Figure 1. Diagnostic accuracy of reperfusion criteria following fibrinolysis for ST-elevation myocardial infarction. Successful fibrinolysis is determined by the resolution of symptoms and ≥50% resolution of ST-segment elevation. These criteria have modest diagnostic accuracy and may not identify occluded infarct-related arteries in up to 9.2% of patients. IQR: interquartile range; NPV: negative predictive value; PPV: positive predictive value; STEMI: ST-elevation myocardial infarction
Discussion
This study highlights that 9.2% of patients with SCR had IRA occlusion with markedly delayed time to angiography and exposure to potentially avoidable adverse ischaemic outcomes. These results are similar to those reported by early streptokinase studies4, suggesting that the accuracy of current reperfusion criteria has not improved with modern pharmacotherapy use. In an era of improved access to rescue PCI, deliberate and unnecessary delay of angiography under the false, premature assumption of SCR seems less appropriate, especially when a favourable shift in net clinical benefit is also likely to have been observed through the increasing use of radial access. Thus, a pivot towards increased sensitivity towards SCR seems prudent, with the possible incorporation of newer electrocardiogram criteria5.
Limitations
Our results need to be interpreted in the context of several limitations. Firstly, the additive, predictive utility of reperfusion arrhythmias could not be determined, although the applicability of this is often challenging due to prehospital fibrinolysis en route to PCI centres in real-world settings. Additionally, long-term clinical outcomes were not assessed due to geographical constraints with regard to follow-up, although IRA occlusion was judged to reflect poorer long-term outcomes.
Conclusions
In conclusion, the current criteria for reperfusion following fibrinolysis have a modest predictive utility for IRA occlusion and could lead to avoidable cardiovascular morbidity and mortality. In contemporary practice, where access to angiography has expanded and iterative clinical practice may have shifted the bleeding-ischaemic balance in favour of early angiography, the role of clinical reperfusion criteria may need to be revisited or at least refined towards higher sensitivity.
Funding
S. Tan is supported by a Postgraduate Scholarship from the National Health and Medical Research Council of Australia, a PhD Scholarship from the National Heart Foundation of Australia, and an Australian Government Research Training Program Scholarship. A. Nelson is supported by a Postdoctoral Fellowship from the National Heart Foundation of Australia. This research did not receive any specific grant from funding agencies in the public, commercial, or not-for-profit sectors.

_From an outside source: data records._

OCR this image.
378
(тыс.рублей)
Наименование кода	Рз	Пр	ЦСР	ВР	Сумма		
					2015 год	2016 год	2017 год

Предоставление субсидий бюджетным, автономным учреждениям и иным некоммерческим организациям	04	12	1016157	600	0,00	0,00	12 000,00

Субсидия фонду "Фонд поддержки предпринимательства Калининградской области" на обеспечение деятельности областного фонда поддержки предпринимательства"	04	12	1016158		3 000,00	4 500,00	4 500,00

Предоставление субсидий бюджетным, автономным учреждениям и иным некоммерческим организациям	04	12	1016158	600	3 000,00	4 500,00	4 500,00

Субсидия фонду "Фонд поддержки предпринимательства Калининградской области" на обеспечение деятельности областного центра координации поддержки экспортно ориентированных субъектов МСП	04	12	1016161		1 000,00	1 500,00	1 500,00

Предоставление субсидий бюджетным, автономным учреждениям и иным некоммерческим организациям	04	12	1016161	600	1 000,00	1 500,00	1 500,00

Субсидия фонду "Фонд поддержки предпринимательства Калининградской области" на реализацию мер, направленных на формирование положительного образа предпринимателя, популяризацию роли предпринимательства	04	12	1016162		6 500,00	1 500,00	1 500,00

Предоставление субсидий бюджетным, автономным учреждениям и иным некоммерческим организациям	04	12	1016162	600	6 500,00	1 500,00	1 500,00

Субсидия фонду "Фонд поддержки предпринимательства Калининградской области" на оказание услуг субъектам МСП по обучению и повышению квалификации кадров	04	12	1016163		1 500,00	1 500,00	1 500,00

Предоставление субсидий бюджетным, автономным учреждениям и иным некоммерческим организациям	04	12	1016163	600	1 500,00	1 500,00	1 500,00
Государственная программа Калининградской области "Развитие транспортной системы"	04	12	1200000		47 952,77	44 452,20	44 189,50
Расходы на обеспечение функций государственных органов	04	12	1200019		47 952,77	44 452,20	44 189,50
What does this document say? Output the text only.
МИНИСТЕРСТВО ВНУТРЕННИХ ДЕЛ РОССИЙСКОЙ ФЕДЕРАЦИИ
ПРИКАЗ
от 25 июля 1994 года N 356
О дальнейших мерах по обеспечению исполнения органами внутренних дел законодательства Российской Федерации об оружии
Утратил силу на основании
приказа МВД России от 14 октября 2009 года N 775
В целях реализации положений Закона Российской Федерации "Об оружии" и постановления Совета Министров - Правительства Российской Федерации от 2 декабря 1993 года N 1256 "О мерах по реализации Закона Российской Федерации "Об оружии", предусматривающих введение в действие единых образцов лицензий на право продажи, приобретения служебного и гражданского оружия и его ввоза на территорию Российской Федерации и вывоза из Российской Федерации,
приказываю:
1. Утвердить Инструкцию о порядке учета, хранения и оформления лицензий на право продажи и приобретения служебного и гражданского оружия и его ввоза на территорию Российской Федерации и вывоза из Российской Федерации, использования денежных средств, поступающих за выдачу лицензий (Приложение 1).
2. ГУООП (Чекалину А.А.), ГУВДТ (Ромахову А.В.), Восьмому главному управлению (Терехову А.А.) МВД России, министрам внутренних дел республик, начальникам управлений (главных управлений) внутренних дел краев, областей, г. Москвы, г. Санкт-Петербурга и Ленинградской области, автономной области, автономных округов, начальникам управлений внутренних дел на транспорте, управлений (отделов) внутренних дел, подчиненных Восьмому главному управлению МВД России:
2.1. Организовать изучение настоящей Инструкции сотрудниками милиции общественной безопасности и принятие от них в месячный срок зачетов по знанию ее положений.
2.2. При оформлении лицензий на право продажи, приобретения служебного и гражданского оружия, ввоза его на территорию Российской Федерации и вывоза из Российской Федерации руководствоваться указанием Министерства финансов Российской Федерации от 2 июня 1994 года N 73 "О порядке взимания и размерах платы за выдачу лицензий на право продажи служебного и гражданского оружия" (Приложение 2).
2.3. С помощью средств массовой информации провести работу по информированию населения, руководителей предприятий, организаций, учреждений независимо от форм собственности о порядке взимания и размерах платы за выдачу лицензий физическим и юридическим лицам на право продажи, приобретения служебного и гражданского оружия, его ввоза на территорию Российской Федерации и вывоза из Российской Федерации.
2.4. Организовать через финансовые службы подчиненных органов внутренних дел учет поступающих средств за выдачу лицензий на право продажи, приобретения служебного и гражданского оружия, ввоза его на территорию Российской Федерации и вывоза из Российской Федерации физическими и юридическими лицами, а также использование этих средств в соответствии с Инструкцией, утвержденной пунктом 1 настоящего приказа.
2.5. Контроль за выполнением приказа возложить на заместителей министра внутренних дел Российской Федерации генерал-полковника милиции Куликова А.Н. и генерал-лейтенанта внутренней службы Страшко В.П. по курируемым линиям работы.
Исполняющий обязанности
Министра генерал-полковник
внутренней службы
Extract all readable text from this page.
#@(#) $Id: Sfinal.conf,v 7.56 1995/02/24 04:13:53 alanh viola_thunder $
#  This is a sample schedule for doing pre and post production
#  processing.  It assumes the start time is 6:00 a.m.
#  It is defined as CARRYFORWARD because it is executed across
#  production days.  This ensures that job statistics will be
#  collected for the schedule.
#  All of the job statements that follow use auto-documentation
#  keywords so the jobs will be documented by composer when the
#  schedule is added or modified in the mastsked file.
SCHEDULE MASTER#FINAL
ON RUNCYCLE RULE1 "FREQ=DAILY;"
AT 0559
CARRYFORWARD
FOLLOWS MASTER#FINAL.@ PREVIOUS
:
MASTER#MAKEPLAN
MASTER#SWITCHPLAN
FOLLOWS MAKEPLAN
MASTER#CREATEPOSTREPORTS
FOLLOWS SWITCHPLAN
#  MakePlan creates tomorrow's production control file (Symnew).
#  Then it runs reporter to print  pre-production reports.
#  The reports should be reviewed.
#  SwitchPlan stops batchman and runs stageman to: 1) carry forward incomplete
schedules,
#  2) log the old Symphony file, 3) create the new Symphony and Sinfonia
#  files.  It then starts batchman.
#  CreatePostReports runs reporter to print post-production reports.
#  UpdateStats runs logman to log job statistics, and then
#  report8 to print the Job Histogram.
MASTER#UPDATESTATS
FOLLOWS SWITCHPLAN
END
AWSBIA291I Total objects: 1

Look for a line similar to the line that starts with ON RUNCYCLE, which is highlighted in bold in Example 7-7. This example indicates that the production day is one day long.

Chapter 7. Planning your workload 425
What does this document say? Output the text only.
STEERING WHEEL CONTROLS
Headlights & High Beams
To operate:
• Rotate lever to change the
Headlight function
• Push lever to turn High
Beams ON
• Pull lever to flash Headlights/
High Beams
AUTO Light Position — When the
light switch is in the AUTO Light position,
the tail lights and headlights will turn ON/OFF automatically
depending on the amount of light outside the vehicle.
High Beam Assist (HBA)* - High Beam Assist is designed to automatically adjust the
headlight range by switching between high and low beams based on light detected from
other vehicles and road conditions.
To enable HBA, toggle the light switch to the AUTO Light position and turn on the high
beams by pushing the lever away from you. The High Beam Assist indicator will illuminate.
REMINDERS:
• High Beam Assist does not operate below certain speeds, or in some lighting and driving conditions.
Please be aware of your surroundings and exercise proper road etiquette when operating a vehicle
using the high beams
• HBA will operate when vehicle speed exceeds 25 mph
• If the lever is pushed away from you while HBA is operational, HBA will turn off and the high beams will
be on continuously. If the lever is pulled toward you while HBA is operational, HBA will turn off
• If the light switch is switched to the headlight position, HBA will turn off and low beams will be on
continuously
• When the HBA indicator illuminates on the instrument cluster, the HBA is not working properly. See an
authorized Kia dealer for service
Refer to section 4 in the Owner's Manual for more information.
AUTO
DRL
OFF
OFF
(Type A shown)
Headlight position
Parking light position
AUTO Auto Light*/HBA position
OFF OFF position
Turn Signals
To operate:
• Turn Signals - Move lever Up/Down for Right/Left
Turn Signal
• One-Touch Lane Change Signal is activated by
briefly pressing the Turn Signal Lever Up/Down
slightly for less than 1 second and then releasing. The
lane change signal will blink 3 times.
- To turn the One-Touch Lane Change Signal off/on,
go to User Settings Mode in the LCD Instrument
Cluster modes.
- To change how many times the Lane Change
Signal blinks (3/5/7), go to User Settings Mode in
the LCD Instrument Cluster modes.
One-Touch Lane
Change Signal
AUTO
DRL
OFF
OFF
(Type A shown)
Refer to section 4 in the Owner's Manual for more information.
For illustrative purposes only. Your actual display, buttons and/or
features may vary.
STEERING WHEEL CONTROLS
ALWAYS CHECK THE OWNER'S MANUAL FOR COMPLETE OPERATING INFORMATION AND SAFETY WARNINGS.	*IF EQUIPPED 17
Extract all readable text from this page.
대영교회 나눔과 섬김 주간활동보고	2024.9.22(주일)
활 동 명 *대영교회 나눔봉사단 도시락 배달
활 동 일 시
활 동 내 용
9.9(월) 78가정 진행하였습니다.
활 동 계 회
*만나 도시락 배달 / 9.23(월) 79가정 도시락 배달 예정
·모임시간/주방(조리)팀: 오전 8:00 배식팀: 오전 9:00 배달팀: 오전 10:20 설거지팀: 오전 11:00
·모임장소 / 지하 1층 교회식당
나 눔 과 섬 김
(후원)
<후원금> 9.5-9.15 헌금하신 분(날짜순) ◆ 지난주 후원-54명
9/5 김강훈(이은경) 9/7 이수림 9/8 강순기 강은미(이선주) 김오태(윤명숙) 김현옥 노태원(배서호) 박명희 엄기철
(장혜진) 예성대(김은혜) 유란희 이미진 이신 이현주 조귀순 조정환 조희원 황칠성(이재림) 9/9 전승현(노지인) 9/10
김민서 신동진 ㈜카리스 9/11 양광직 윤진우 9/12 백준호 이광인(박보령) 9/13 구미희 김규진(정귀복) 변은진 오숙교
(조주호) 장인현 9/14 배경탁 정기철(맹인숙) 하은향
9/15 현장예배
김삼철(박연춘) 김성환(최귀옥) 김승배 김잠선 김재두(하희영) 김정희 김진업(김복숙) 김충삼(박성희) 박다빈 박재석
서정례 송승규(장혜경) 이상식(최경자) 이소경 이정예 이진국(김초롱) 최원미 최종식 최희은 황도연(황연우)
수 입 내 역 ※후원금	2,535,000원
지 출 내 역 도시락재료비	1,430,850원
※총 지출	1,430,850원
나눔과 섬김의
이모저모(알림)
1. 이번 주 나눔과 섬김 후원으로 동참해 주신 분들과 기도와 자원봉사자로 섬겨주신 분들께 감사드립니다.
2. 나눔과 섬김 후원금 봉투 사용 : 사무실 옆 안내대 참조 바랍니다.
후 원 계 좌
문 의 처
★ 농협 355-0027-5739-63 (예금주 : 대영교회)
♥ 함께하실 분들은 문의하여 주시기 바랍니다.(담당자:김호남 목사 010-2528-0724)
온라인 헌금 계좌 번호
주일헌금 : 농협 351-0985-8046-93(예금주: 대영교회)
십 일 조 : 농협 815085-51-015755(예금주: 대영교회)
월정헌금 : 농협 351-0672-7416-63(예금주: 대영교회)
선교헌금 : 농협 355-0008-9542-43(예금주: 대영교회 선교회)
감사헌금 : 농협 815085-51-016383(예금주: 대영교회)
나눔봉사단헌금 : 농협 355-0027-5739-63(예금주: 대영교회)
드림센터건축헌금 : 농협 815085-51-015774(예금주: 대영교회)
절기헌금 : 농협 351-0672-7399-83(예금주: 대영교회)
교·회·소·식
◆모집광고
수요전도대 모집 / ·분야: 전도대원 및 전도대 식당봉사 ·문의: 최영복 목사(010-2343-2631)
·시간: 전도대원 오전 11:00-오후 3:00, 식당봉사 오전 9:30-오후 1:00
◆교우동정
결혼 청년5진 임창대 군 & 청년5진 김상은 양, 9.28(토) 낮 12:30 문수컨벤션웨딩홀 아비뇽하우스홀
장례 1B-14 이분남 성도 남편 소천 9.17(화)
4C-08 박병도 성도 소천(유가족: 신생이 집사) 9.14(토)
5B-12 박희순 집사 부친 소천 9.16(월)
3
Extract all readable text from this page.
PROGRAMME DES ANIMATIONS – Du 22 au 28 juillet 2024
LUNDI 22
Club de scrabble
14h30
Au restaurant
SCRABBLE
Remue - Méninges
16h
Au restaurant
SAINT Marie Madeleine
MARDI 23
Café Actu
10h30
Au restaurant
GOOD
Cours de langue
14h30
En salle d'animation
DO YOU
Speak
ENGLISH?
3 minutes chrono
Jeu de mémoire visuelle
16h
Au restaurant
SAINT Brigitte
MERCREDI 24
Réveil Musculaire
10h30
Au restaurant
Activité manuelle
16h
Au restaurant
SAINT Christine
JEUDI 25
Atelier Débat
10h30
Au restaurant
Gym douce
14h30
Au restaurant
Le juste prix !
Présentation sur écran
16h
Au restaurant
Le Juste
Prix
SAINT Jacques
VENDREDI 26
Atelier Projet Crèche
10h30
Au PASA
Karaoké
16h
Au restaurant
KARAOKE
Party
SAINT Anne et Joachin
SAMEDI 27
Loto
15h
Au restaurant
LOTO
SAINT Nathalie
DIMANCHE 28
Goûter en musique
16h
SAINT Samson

Conflict of interest statement
S. Nicholls received research support from AstraZeneca, New Amsterdam Pharma, Amgen, Eli Lilly, Anthera, Novartis, Cerenis, The Medicines Company, Resverlogix, Sanofi-Regeneron, InfraReDx, Esperion, Roche and Liposcience; consulting fees/honoraria from AstraZeneca, Amarin, Akcea, Eli Lilly, Anthera, Omthera, Merck, Takeda, Resverlogix, Sanofi-Regeneron, CSL Behring, Esperion, and Boehringer Ingelheim. The other authors have no conflicts of interest to declare.